Some water as in drenched or a few drips? I'm really interested in how weatherproof this tool is since I do service and there's ALWAYS water in the lines.






Paul


----------



## Widdershins (Feb 5, 2011)

Castiron said:


> Used this tool last week at work - excellent battery life for 1/2 and 3/4 pex - not great for 1" in (cold weather?) - found I wa running short of juice a few times. I'd get a few more batteries and keep them nearby if I was doing a lot of it every day.


 I've had nothing but trouble expanding 1" with this tool.

The 21 to 24 expansions needed to reach the right level of expansion heats up the expander head, which causes the tubing to begin shrinking immediately, sometimes before you can get the fitting inserted.

I have to say I'm not very happy with it at the moment.


----------



## Widdershins (Feb 5, 2011)

U.A.til.I.die said:


> BTW, the ring slippage when wet is an issue that I have encountered many times and I too find it a pain in the ass.


 You're talking about the Wirsbo system, right?

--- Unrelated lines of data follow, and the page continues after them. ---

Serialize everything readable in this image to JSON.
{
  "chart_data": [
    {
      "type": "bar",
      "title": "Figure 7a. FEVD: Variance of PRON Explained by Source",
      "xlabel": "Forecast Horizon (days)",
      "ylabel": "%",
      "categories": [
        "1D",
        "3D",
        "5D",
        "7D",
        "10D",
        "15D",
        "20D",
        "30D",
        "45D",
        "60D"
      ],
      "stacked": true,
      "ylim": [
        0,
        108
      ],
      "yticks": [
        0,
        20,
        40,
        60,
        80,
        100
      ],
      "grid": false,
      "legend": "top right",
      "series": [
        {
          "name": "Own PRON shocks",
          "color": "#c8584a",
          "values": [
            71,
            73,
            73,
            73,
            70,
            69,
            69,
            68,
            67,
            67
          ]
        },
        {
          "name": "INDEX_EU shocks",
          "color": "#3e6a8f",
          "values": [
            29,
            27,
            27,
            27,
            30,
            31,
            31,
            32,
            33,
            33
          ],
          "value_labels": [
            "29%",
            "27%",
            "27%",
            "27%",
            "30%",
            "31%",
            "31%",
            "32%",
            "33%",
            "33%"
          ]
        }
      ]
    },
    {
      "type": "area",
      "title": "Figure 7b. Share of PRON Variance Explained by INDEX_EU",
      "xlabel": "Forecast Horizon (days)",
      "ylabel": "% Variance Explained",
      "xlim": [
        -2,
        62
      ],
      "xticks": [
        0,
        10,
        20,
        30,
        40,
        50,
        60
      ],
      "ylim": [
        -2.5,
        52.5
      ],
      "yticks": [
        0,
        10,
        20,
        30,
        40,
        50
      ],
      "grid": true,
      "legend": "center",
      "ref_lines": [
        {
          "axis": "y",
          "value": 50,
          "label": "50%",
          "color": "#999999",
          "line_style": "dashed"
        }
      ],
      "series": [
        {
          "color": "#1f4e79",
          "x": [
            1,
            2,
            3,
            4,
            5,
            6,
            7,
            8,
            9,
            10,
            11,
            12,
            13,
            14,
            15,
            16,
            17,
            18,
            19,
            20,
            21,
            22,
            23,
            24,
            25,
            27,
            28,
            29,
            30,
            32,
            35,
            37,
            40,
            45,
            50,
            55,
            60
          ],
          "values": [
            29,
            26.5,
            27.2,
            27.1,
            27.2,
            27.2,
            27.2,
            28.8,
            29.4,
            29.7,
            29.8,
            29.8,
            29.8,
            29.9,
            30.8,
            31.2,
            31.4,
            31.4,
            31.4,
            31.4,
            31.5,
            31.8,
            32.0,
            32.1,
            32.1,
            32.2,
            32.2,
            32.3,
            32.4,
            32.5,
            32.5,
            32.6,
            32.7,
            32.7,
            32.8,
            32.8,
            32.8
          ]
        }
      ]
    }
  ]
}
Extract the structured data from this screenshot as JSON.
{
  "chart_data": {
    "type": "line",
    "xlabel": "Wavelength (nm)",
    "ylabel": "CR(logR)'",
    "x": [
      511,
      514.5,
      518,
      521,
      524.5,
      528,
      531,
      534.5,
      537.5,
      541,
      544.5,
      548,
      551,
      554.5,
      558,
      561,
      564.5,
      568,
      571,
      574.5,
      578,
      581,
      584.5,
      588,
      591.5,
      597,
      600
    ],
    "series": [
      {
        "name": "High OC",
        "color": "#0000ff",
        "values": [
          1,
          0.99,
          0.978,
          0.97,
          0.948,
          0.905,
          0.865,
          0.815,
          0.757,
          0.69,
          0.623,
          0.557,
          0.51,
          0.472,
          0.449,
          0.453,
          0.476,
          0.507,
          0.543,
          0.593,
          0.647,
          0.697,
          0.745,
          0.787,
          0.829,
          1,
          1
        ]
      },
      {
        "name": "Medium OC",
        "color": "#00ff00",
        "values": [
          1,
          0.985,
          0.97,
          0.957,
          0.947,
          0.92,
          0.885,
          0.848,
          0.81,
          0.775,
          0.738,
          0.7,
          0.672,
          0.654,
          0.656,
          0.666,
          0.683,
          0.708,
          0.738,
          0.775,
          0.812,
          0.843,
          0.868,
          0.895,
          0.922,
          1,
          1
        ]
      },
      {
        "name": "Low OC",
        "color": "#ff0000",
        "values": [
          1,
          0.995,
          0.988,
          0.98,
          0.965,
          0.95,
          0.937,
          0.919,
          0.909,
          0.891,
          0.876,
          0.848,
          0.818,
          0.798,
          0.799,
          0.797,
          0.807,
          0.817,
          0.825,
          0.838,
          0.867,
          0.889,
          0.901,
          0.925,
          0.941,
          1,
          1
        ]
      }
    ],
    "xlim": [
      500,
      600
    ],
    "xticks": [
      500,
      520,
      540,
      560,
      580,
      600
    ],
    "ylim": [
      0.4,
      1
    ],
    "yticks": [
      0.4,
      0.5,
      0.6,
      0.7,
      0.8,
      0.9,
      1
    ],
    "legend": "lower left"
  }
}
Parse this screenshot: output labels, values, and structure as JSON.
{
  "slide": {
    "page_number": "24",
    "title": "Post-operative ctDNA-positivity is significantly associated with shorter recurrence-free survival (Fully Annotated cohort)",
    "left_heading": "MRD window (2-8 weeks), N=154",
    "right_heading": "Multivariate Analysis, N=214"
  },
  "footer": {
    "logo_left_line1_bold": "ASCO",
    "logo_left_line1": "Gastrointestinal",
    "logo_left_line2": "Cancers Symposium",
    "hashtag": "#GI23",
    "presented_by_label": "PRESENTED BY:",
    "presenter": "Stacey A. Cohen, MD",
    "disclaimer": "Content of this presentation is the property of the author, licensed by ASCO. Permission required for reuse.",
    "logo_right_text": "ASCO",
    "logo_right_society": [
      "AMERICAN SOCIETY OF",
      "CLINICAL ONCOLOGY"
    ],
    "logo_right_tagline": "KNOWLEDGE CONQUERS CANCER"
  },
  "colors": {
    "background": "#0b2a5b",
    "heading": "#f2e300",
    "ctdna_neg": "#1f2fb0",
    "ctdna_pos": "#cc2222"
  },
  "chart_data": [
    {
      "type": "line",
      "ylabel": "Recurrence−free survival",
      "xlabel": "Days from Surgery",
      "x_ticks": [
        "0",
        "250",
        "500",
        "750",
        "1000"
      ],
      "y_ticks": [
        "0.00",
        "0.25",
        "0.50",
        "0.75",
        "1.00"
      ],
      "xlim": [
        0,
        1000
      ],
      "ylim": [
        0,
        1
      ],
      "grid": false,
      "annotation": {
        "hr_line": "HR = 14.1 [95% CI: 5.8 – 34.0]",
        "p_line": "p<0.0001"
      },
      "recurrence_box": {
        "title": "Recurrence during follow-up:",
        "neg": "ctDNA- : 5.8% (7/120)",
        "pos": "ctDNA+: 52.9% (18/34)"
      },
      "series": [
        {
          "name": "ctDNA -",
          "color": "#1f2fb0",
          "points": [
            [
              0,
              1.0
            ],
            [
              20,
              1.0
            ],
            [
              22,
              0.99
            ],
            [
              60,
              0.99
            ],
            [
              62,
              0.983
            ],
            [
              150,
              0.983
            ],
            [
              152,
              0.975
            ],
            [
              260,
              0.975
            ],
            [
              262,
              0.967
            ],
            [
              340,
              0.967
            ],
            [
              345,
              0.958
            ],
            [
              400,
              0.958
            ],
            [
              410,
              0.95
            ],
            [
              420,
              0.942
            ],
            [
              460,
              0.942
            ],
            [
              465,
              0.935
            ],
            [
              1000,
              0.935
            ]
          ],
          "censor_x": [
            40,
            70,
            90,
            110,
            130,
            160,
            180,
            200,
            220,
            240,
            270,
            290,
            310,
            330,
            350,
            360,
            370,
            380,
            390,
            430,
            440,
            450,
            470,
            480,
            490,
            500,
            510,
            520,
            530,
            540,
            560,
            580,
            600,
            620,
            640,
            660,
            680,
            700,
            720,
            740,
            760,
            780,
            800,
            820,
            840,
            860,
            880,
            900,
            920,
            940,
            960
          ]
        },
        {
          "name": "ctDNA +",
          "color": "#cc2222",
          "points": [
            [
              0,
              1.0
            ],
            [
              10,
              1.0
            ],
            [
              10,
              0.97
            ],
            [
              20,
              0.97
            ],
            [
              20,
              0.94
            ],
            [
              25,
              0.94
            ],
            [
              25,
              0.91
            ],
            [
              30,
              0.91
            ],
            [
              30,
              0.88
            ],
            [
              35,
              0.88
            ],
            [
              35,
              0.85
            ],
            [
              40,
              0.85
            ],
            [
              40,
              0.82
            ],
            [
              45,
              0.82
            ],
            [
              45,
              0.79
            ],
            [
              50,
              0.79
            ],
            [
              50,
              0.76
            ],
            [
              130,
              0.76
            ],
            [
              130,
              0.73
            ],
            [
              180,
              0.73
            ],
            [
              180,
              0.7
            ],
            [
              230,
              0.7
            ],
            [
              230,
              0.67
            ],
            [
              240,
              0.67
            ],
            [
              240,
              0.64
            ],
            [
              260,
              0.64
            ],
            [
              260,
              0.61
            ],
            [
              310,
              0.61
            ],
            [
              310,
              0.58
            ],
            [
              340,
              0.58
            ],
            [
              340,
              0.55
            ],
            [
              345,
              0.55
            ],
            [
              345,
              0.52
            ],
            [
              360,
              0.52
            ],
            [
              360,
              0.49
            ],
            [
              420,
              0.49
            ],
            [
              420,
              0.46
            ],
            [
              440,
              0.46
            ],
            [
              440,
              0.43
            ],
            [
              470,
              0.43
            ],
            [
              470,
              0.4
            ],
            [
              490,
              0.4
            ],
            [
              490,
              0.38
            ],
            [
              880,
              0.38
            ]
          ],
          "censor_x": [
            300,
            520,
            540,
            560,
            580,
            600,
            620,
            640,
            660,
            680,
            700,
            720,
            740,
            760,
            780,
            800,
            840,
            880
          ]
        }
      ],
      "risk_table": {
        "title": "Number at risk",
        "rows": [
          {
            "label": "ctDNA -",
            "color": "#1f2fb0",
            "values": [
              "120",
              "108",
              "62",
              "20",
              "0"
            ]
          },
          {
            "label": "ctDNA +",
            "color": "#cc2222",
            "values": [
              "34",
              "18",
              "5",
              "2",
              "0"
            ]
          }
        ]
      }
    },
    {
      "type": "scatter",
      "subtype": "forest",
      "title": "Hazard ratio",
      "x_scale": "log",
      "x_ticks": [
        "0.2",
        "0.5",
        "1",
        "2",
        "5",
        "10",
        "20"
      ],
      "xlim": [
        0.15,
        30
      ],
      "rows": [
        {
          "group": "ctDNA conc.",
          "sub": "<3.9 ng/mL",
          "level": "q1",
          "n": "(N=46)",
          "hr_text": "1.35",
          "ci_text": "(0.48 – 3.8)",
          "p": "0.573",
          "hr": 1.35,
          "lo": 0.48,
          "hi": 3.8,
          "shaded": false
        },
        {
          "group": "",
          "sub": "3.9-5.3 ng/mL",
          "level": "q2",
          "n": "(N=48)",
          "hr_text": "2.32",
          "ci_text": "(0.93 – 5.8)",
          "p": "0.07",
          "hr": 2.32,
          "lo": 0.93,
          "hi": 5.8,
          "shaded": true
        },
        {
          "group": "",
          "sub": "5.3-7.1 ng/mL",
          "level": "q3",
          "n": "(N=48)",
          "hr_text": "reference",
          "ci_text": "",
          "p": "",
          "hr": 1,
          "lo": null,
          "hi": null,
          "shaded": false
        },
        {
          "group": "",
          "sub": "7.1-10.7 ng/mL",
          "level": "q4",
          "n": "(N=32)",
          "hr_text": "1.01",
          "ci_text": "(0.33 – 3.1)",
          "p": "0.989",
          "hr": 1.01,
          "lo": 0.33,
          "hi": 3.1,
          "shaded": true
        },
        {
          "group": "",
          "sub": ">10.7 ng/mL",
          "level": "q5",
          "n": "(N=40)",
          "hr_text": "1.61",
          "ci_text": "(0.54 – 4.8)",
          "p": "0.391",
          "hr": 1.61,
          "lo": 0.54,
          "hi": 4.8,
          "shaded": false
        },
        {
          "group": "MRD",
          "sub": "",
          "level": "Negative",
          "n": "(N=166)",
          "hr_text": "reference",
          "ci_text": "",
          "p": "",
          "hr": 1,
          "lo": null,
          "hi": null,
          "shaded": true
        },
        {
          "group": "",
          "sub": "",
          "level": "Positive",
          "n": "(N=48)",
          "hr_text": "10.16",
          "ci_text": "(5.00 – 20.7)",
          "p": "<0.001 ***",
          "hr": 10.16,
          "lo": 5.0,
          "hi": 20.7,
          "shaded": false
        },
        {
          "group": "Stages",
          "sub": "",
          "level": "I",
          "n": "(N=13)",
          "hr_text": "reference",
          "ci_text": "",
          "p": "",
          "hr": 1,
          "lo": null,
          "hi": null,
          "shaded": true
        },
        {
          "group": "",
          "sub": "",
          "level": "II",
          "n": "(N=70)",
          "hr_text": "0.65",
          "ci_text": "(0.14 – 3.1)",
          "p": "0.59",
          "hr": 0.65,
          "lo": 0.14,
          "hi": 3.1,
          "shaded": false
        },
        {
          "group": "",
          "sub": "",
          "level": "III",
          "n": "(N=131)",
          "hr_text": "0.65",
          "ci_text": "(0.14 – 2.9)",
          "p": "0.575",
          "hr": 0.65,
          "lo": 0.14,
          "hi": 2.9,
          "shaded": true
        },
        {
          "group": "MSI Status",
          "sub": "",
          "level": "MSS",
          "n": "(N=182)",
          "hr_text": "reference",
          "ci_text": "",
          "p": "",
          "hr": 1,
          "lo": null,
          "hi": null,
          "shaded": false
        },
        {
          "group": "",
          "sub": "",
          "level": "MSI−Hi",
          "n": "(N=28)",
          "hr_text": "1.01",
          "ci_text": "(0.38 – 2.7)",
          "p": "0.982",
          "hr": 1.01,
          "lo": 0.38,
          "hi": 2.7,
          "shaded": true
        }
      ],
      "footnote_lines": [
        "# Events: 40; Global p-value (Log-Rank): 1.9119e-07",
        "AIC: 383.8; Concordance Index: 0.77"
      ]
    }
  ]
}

I carry a roll of Electricians friction tape in my truck for rainy days here in soggy Washington State -- A few turns of tape right behind the ring will keep it from riding up.


----------



## SlickRick (Sep 3, 2009)

Widdershins said:


> You're talking about the Wirsbo system, right?
> 
> I carry a roll of Electricians friction tape in my truck for rainy days here in soggy Washington State -- A few turns of tape right behind the ring will keep it from riding up.


*Hello! Introduction Requested* 
An intro is requested from all new members. In case you missed it, here is the link. http://www.plumbingzone.com/f3/.

The PZ is for Plumbing Professionals ( those engaged in the plumbing profession)

Post an intro and tell our members where you are from, yrs in the trade, and your area(s) of expertise in the plumbing field.

This info helps members who are waiting to welcome you to the best plumbing site there is.

We look forward to your valuable input.
__________________
"I believe human-beings and fist can co-exist peacefully....."


----------



## RW Plumbing (Aug 16, 2010)

rocksteady said:


> Some water as in drenched or a few drips? I'm really interested in how weatherproof this tool is since I do service and there's ALWAYS water in the lines.
> 
> 
> 
> ...


It wasn't a whole lot of water. I would expect better for a tool that's designed to be used with water piping.


----------



## U666A (Dec 11, 2010)

Widdershins said:


> You're talking about the Wirsbo system, right?
> 
> I carry a roll of Electricians friction tape in my truck for rainy days here in soggy Washington State -- A few turns of tape right behind the ring will keep it from riding up.


That idea doesn't sound half bad. I might try that in the future if necessary. Thankfully I'm on a job where I won't have to put down the turbo torch for another year or so (except for the fusion weld pp)
Thanks for the tip WS.


----------



## Epox (Sep 19, 2010)

plumbpro said:


> Is this an issue with crimp ring pex systems?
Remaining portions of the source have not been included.